Thursday, August 6, 2015

Older Families Can Take Action to Lower Their Tax Bill

There are many tax savings that are available to older families. Such tax breaks can be achieved in several areas, including work, car and home, estate planning, medical expenses and rental property.
In terms of realizing savings at work, a hefty tax refund implies that an excessive amount of tax is being withheld from one’s paycheck. One can correct this by filing a new W-4 form with one’s employer. There are also savings to be had regarding the payment of medical expenses. Some employers offer a medical reimbursement account, or flexible spending account (FSA) that allows employees to contribute part of their salary to an account that they can then use to pay medical bills. In so doing, one can use pre-tax dollars to pay for medical expenses, and thus avoid paying income and Social Security tax on those funds, thereby realizing a savings of 20 to 35 percent.
Taking steps to save money on taxes now will help to ensure that there is more in one’s estate that will be left for one’s beneficiaries.
Working from home also has its tax advantages. Regular and exclusive use of part of the home for one’s business can qualify one to deduct certain costs as home-office expenses. Among these are home maintenance expenses, utility bills and insurance premiums. And in lieu of listing actual expenses, one can now claim the home office deduction by deducting $5 per square foot, up to a limit of 300 square feet, for a total of $1,500.
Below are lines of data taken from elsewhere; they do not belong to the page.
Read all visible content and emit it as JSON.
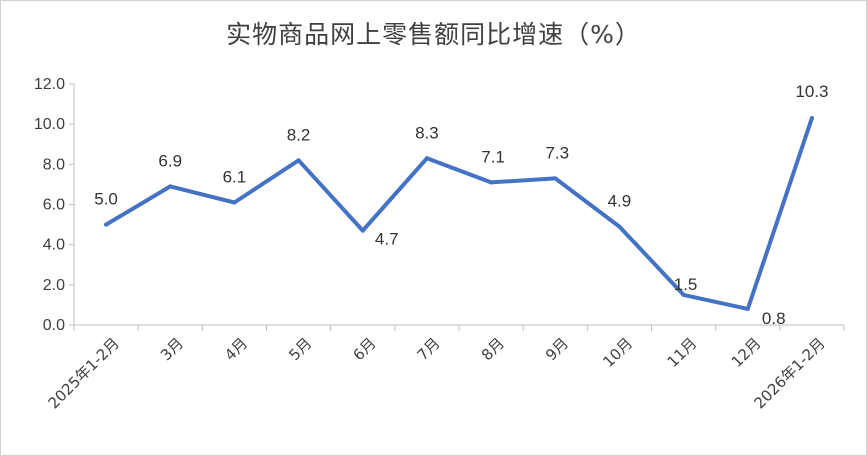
{
  "chart_data": {
    "type": "line",
    "title": "实物商品网上零售额同比增速（%）",
    "categories": [
      "2025年1-2月",
      "3月",
      "4月",
      "5月",
      "6月",
      "7月",
      "8月",
      "9月",
      "10月",
      "11月",
      "12月",
      "2026年1-2月"
    ],
    "series": [
      {
        "values": [
          5.0,
          6.9,
          6.1,
          8.2,
          4.7,
          8.3,
          7.1,
          7.3,
          4.9,
          1.5,
          0.8,
          10.3
        ]
      }
    ],
    "data_labels": [
      "5.0",
      "6.9",
      "6.1",
      "8.2",
      "4.7",
      "8.3",
      "7.1",
      "7.3",
      "4.9",
      "1.5",
      "0.8",
      "10.3"
    ],
    "y_ticks": [
      "0.0",
      "2.0",
      "4.0",
      "6.0",
      "8.0",
      "10.0",
      "12.0"
    ],
    "ylim": [
      0,
      12
    ],
    "grid": false,
    "legend": "none",
    "line_color": "#4472C4"
  }
}
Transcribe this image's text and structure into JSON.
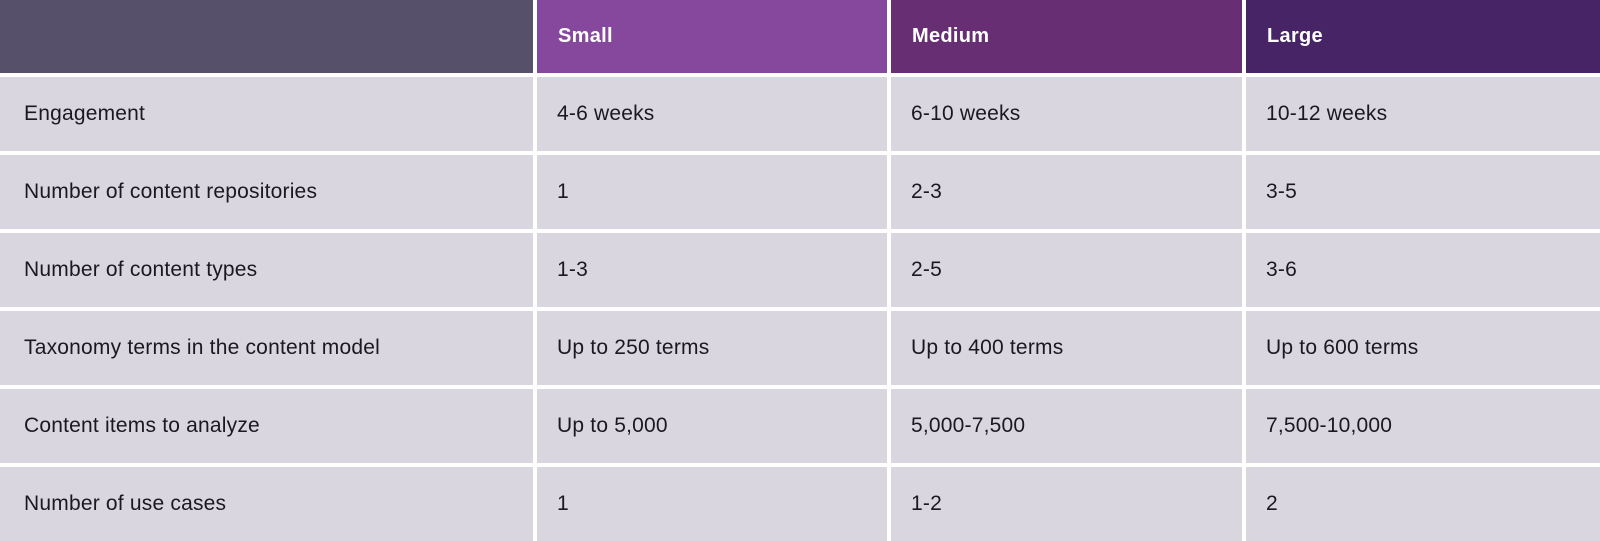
{
  "table": {
    "corner_label": "",
    "columns": [
      {
        "label": "Small"
      },
      {
        "label": "Medium"
      },
      {
        "label": "Large"
      }
    ],
    "rows": [
      {
        "label": "Engagement",
        "values": [
          "4-6 weeks",
          "6-10 weeks",
          "10-12 weeks"
        ]
      },
      {
        "label": "Number of content repositories",
        "values": [
          "1",
          "2-3",
          "3-5"
        ]
      },
      {
        "label": "Number of content types",
        "values": [
          "1-3",
          "2-5",
          "3-6"
        ]
      },
      {
        "label": "Taxonomy terms in the content model",
        "values": [
          "Up to 250 terms",
          "Up to 400 terms",
          "Up to 600 terms"
        ]
      },
      {
        "label": "Content items to analyze",
        "values": [
          "Up to 5,000",
          "5,000-7,500",
          "7,500-10,000"
        ]
      },
      {
        "label": "Number of use cases",
        "values": [
          "1",
          "1-2",
          "2"
        ]
      }
    ]
  },
  "colors": {
    "header-corner": "#57506a",
    "header-small": "#86489d",
    "header-medium": "#672e74",
    "header-large": "#472466",
    "row-bg": "#d9d6e0",
    "text-dark": "#1b181f",
    "separator": "#ffffff"
  }
}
When creating an estate plan for one's heirs, it is important to make certain that the beneficiary designations in one’s IRAs and 401(k)s are current. It could be very costly if an IRA or 401(k) is left to one’s estate instead of a designated beneficiary.
Another tax savings is one that is associated with an inherited 401(k) plan. The beneficiary can roll over the plan into an IRA and extend payouts as well as their taxes over his or her lifetime. The previous rules provided only a five-year time limit within which to cash out the account and pay all taxes. However, in order to qualify for this 401(k) tax savings, one is required to be designated as the beneficiary. If the plan is left to the owner’s estate and subsequently to the beneficiary, then the prior five-year rule will be applied.